Шарль Обрей, оставшись один, пошел по указанной дороге, и, дойдя до западной стороны, которая была ниже других, потому что тут в былое время Квадратный Дом соединялся с Касбахом, он поднялся на десять ступеней и очутился в той части террасы, которая вела в его комнаты. На веранде два негра, присев неподвижно, как бронзовые статуи, ожидали его возвращения. Но разнообразные волнения, испытанные им в этот вечер, не располагали его ко сну, и, облокотившись на балюстраду веранды, он несколько часов предавался мечтам.
Когда ночная свежесть заставила его подумать о сне, он заметил, повернувшись, чтобы пройти в свою спальню, Хоаквина, стоявшего в нескольких шагах от него.
– Вы давно здесь? – спросил доктор с удивлением.
– Около часа; я не хотел мешать вашим размышлениям. Эль-Темин освободил меня от должности мажордома, удвоил мое жалованье и приказал исключительно служить вам. Я теперь к вашим услугам.
– Хорошо, сеньор Хоаквин, вы вернулись к вашим учительским занятиям… Завтра я начну учиться у вас арабскому языку.
ЧАСТЬ ВТОРАЯnote 4Note4
Очерк этот относится к 80-м годам истекшего века и в настоящее время значительно устарел (Прим. Ред.).
[Закрыть].МАРОККО ЭТНОГРАФИЧЕСКИЙ И АНЕКДОТИЧЕСКИЙ
Мавритания древних, ныне Марокканская империя, есть обширная территория в северной Африке, в шестьсот семьдесят две тысячи триста квадратных километров. На всем этом пространстве насчитывается до восьми миллионов жителей!
Ее ограничивает к западу Атлантический океан, к северу – Гибралтарский пролив и Средиземное море, к северо-западу – Алжирия и юго-западу – Сахара.

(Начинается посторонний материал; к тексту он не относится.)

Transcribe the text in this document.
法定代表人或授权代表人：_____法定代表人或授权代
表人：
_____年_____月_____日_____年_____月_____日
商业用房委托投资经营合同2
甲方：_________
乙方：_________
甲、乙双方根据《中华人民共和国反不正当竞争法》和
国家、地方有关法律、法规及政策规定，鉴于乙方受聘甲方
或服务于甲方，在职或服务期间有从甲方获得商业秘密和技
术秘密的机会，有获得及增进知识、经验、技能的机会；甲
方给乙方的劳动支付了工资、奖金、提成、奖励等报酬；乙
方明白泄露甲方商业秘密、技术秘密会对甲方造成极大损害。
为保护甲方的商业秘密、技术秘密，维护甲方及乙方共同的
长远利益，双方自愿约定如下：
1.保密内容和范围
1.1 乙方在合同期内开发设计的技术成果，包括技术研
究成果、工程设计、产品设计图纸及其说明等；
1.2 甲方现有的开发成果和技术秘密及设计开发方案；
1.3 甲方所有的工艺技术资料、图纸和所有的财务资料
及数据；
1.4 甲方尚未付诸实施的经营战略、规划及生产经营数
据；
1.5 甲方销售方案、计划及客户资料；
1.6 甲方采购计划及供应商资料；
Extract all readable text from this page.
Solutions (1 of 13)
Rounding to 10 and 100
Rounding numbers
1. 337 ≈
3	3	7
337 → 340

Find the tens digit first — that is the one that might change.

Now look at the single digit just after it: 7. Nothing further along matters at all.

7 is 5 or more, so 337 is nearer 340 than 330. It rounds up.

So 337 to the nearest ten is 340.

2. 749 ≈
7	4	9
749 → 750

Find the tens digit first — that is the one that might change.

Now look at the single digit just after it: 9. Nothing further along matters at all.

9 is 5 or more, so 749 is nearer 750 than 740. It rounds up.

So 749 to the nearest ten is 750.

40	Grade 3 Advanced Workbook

Определить в точности ее границы было бы довольно трудно; они часто изменялись и могут еще измениться, смотря по темпераменту, а главное, по степени могущества ее государей.
То, что римляне называли Тингитанской Мавританией, теперь составляет северную часть Марокко; в южной части она заходила далее территории Фец, и притом эта последняя была мало ценима, чтобы не сказать прямо пренебрегаема властелинами мира. Долго разделенная на два отдельных королевства, эта африканская область нашла единство в первый раз только в могущественных руках двух берберийских владычеств; новое разделение в последующих династиях опять разбило ее на два королевства – Фец и Марокко: но в первых годах XV столетия единство снова восстановилось и нарушалось только временно междоусобными раздорами.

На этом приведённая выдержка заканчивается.